On 19 July 2021, he announced voluntary retirement and resigned from his post as secretary of TSWREIS and TTWREIS.

==Transformation of Social Welfare Residential Schools==
Praveen Kumar introduced P5 Model into Social Welfare Residential Schools. In this model, he added several innovative and path breaking programmes like E-Plus Clubs, Voice for Girls, Horse riding, film making, music, dance, water sports, mountaineering, Ignitor, W Plus Clubs, Impact, etc., for holistic development of the children. During his tenure TSWREI students had successfully launched two payloads Swaero Sat 1 and Swaero Sat 2. The SWAEROSAT-1 was designed to study cosmic radiation and ozone layer concentration at various altitudes. Swaero Sat 2 is an experimental payload built to study atmospheric pollutants like methane gas and carbon monoxide, and also radiation and temperature levels.

==SWAEROES==
Praveen Kumar is the founder and the guiding force to launch a payback movement called SWAEROES. Where SWAEROES stands for Social Welfare Aeroes (Greek for sky), it means that sky is the limit and there is no reverse gear or no looking back or no slowing down. Swaeroes student not only focused in academics and focusing success in arts, cultural programs, sports and games. Springer Publications has published the work of Praveen Kumar in its series Empowering Teachers to Build a Better World. His work is selected as one among the six nations shortlisted across the world.

===Criticism by right-wing groups ===
In March 2021, a video went viral during an oath ceremony of a Swaero movement held at Dhulikatta Buddhist Shrine in Peddapalli district. In the video Praveen Kumar was seen repeating "Budha Vandanam", vows taken by B. R. Ambedkar when he converted to Buddhism, which include denouncing faith in certain Hindu gods.

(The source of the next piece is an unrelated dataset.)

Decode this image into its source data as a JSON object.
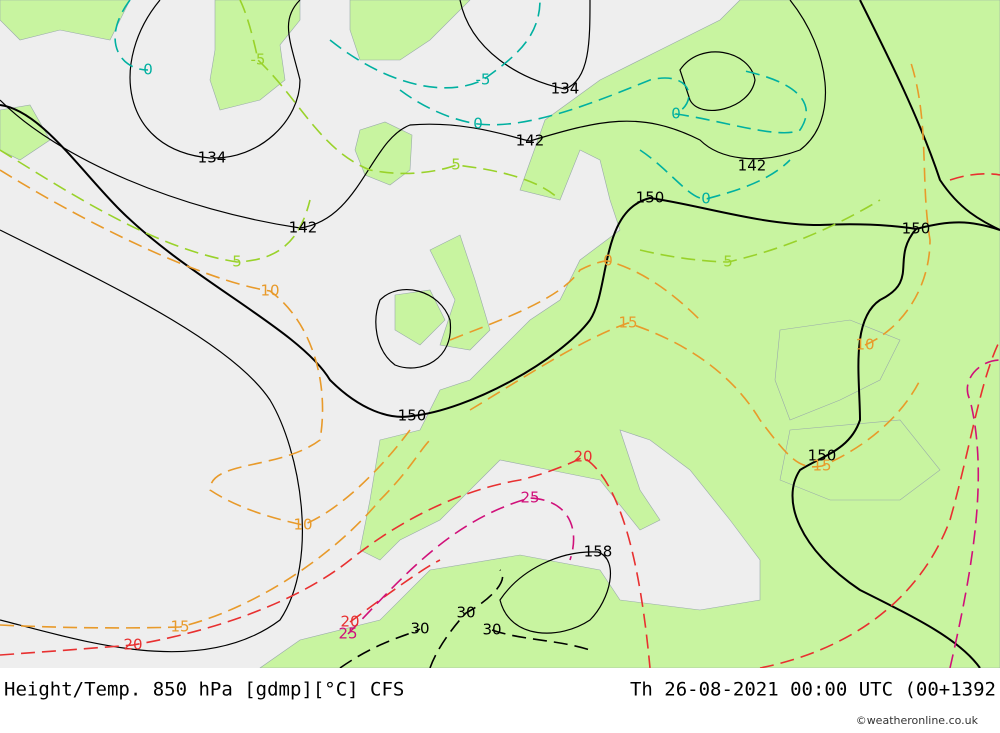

The video was circulated and he was criticised by right-wing groups. Telangana BJP politicians and Vishva Hindu Parishad members accused him of spreading sentiments against Hinduism among students using the Swaero movement. Praveen Kumar defended against the accusations and issued a statement saying Swaeroism is an inclusive ideology and they don't teach any prejudice against any religion. The statement also stated that they work for just and equal society in the country only through education, health awareness, scientific thinking and economic empowerment, not through hatred.

== Politics ==
With a calling that it was time "to be the uncompromising voice for the suppressed" in the state, on 8 August 2021, leaving six and a half years of service, Kumar joined Bahujan Samaj Party,. He lost from Sirpur constituency in the 2023 legislative assembly elections. on 16 March 2024 he has resigned from the party amidst reported pressure from the Bharatiya Janata Party (BJP) to Bahujan Samaj Party to severe ties with the Bharat Rashtra Samithi (BRS) . He subsequently contested the 2024 Indian general election from the Nagarkurnool (Lok Sabha constituency) as a candidate of the Bharat Rashtra Samithi, finishing third behind Mallu Ravi of the Indian National Congress and Bharath Prasad Pothuganti of the Bharatiya Janata Party.

== Awards and honours ==
Kumar has been awarded the President's Police Medal for meritorious and also awarded the Telangana Excellence Award by the government of Telangana on the eve of the 71st India's Independence Day.